LABELS, LABELS, LABELS

CNN reported today on some high school kids in an overwhelmingly white school in Omaha, Nebraska. Apparently the school has an outstanding African-American student award that is awarded around Martin Luther King's birthday every year. Now, this award seems a little ridiculous, since 56 of the 1,632 students at the school are black. Yes, 3.4% of the student body. Thankfully, this school is educating its student body well enough to recognize irony and hypocrisy when they see it. Thus, several students made posters touting the candidacy of Trevor Richards for the award next year. Trevor is white. However, Trevor is from South Africa. Hence, Trevor is an African-American as any literate person would understand the term. It may not be what the school meant, but it is what they said.

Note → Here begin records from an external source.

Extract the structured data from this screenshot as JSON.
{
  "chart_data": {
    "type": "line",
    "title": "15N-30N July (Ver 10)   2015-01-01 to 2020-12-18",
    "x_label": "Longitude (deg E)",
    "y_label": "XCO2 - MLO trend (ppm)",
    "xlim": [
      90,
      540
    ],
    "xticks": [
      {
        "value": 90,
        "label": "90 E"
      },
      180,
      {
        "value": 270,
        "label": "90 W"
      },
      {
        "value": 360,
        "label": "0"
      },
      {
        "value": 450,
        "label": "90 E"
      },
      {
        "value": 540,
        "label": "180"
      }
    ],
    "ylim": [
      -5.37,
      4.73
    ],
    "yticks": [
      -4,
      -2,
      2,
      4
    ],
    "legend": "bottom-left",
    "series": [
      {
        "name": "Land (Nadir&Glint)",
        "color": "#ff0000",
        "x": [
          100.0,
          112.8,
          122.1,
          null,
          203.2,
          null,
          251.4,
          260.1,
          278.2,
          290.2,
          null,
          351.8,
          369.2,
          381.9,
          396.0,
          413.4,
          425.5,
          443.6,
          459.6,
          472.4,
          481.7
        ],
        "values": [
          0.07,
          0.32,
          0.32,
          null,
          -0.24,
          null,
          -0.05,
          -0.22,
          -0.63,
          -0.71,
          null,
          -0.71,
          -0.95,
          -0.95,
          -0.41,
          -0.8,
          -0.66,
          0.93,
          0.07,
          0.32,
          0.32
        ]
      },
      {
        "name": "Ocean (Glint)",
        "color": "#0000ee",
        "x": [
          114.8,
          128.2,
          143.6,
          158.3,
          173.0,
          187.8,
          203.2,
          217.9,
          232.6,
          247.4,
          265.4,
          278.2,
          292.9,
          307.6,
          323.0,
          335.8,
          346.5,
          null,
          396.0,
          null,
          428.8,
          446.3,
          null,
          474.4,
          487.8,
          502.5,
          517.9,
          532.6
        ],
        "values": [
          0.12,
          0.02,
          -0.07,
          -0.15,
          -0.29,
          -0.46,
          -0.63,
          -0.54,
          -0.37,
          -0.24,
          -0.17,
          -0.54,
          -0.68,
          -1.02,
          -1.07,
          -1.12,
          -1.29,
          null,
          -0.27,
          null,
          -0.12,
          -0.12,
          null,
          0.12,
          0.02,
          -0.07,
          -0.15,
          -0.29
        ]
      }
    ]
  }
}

Trevor and his friends were disciplined. It is apparent that the teachers taught irony and hypocrisy by example, rather than as concepts…

THE CHI

Winter finally came to the Chi. It is cold outside and a light (1-3") snow is falling. I'm glad that we finally got some real weather. For the weather we were having, I might as well have been in a San Francisco summer ("The coldest winter I ever spent was a summer in San Francisco." Mark Twain) as a Chicago winter. Now I know I am in the Chi.